DOUBLE HELICAL STAIRS

A client was building an exceptional shore home in Ocean City, New Jersey. Their intent was to have a shore house large enough to accommodate the entire family and appeal to others as a vacation getaway rental.

There was a prominent exterior staircase on the front of the home that allowed access to both housing units. The client wanted a special staircase, and in the process, the builder, architect, and client reviewed many stair ideas. Modern, traditional, and monumental stairs were pored over in search of that one design that expressed the client’s vision.

A few stair designs were selected and mocked up in place, but they just did not quite compliment the caliber of the architecture of the house. The stair design ultimately selected had the feel of a modern sculptural stair — curved, floating treads on a single round member, suspended from both top and bottom, with one stair directly above the other.

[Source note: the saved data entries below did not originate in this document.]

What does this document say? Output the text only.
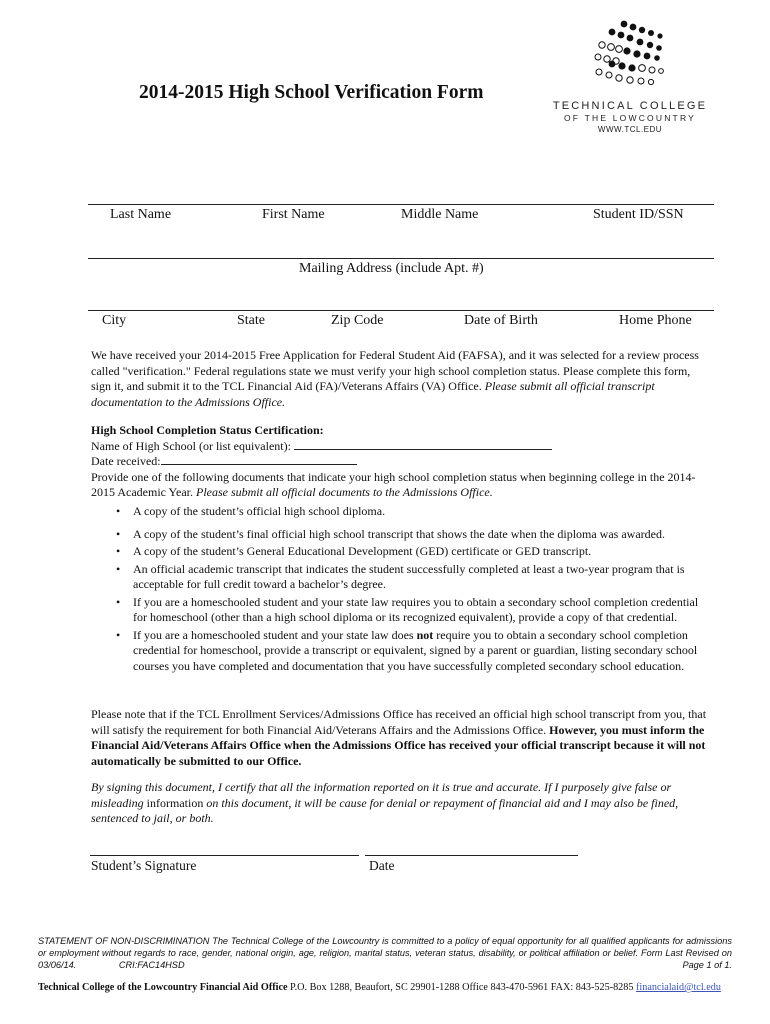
2014-2015 High School Verification Form
TECHNICAL COLLEGE
OF THE LOWCOUNTRY
WWW.TCL.EDU
Last Name	First Name	Middle Name	Student ID/SSN
Mailing Address (include Apt. #)
City	State	Zip Code	Date of Birth	Home Phone

We have received your 2014-2015 Free Application for Federal Student Aid (FAFSA), and it was selected for a review process called "verification." Federal regulations state we must verify your high school completion status. Please complete this form, sign it, and submit it to the TCL Financial Aid (FA)/Veterans Affairs (VA) Office. Please submit all official transcript documentation to the Admissions Office.

High School Completion Status Certification:

Name of High School (or list equivalent):

Date received:

Provide one of the following documents that indicate your high school completion status when beginning college in the 2014-2015 Academic Year. Please submit all official documents to the Admissions Office.

• A copy of the student’s official high school diploma.
• A copy of the student’s final official high school transcript that shows the date when the diploma was awarded.
• A copy of the student’s General Educational Development (GED) certificate or GED transcript.
• An official academic transcript that indicates the student successfully completed at least a two-year program that is acceptable for full credit toward a bachelor’s degree.
• If you are a homeschooled student and your state law requires you to obtain a secondary school completion credential for homeschool (other than a high school diploma or its recognized equivalent), provide a copy of that credential.
• If you are a homeschooled student and your state law does not require you to obtain a secondary school completion credential for homeschool, provide a transcript or equivalent, signed by a parent or guardian, listing secondary school courses you have completed and documentation that you have successfully completed secondary school education.

Please note that if the TCL Enrollment Services/Admissions Office has received an official high school transcript from you, that will satisfy the requirement for both Financial Aid/Veterans Affairs and the Admissions Office. However, you must inform the Financial Aid/Veterans Affairs Office when the Admissions Office has received your official transcript because it will not automatically be submitted to our Office.

By signing this document, I certify that all the information reported on it is true and accurate. If I purposely give false or misleading information on this document, it will be cause for denial or repayment of financial aid and I may also be fined, sentenced to jail, or both.

Student’s Signature	Date
STATEMENT OF NON-DISCRIMINATION The Technical College of the Lowcountry is committed to a policy of equal opportunity for all qualified applicants for admissions or employment without regards to race, gender, national origin, age, religion, marital status, veteran status, disability, or political affiliation or belief. Form Last Revised on 03/06/14.	CRI:FAC14HSD	Page 1 of 1.
Technical College of the Lowcountry Financial Aid Office P.O. Box 1288, Beaufort, SC 29901-1288 Office 843-470-5961 FAX: 843-525-8285 financialaid@tcl.edu
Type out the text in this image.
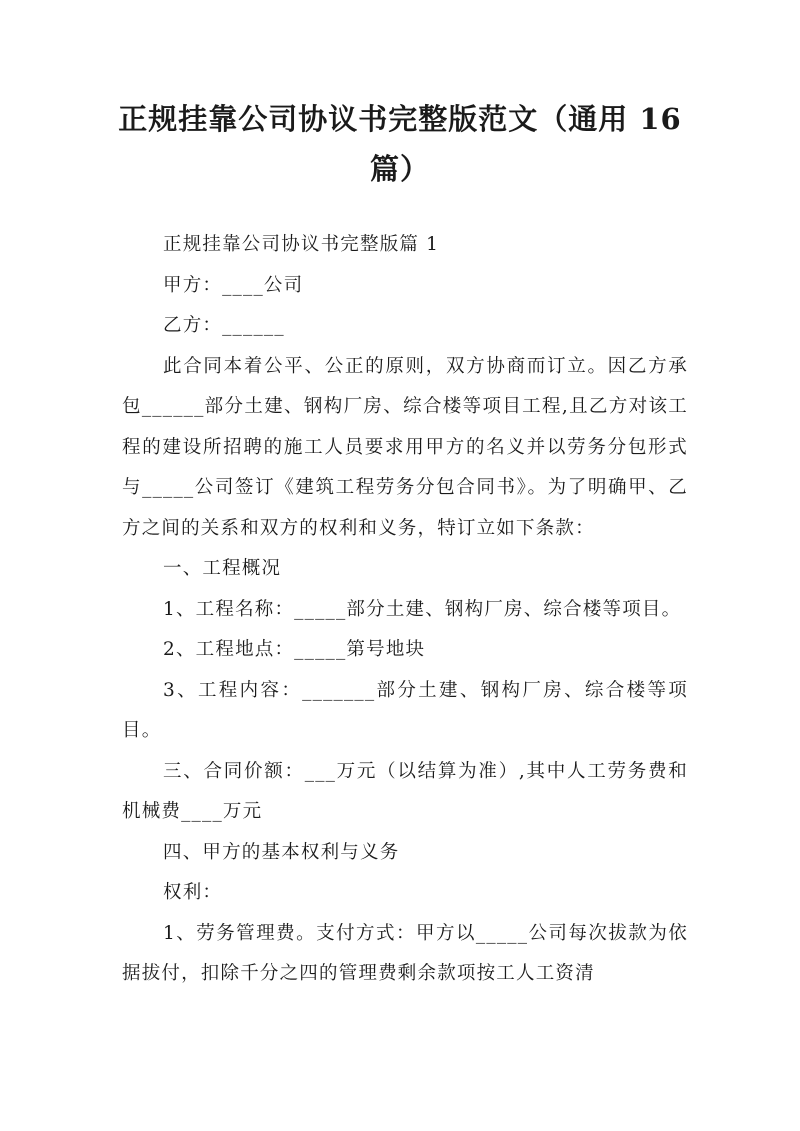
正规挂靠公司协议书完整版范文（通用 16 篇）

正规挂靠公司协议书完整版篇 1

甲方：____公司

乙方：______

此合同本着公平、公正的原则，双方协商而订立。因乙方承包______部分土建、钢构厂房、综合楼等项目工程,且乙方对该工程的建设所招聘的施工人员要求用甲方的名义并以劳务分包形式与_____公司签订《建筑工程劳务分包合同书》。为了明确甲、乙方之间的关系和双方的权利和义务，特订立如下条款：

一、工程概况

1、工程名称：_____部分土建、钢构厂房、综合楼等项目。

2、工程地点：_____第号地块

3、工程内容：_______部分土建、钢构厂房、综合楼等项目。

三、合同价额：___万元（以结算为准）,其中人工劳务费和机械费____万元

四、甲方的基本权利与义务

权利：

1、劳务管理费。支付方式：甲方以_____公司每次拔款为依据拔付，扣除千分之四的管理费剩余款项按工人工资清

There were significant engineering challenges. The main structural members had to be strong enough to support the stair and the live load. Yet the structural member had to be curved very tightly to a 4 foot pan view radius. We utilized a heavier gauge pipe than normal.
The curved railings were supposed to have a modern look; all railings were supposed to be horizontal. These were designed to go through the railing post and welded with minimal weld visible. For this, we utilized a special TIG welding process.

Because of the proximity to the harsh elements to the New Jersey shore, corrosion was a major concern. The entire steel stair structure was hot-dip galvanized, brush-blasted and then powder-coated with a modern silver sheen. The entire stair railing structure, including posts, handrail, and horizontal rod material, was created from stainless steel and powder-coated for the same modern silver effect.

Because of the building progress while the months of stair revisions were taking place, getting the top stairs into position was a major hurdle. Not only were the stairs installed back from the front of deck, they had to fit between the floors to get into position. The stairs then had to attach to the same floors that it had to clear in order to get in position. There was an additional header restricting our clearances even further. A special carrier was developed, which simplified it somewhat. Yet it still took multiple attempts and different angles and approaches to maneuver this curved modern stair into position.

With a matching modern spiral staircase in the rear of the house, and matching horizontal terrace railing design on all floors, vacationers and beach-goers have a unique staircase to utilize and appreciate for years to come. With the correct pretreatment and finish, the stairs and railing are a beautiful asset to this New Jersey shore home.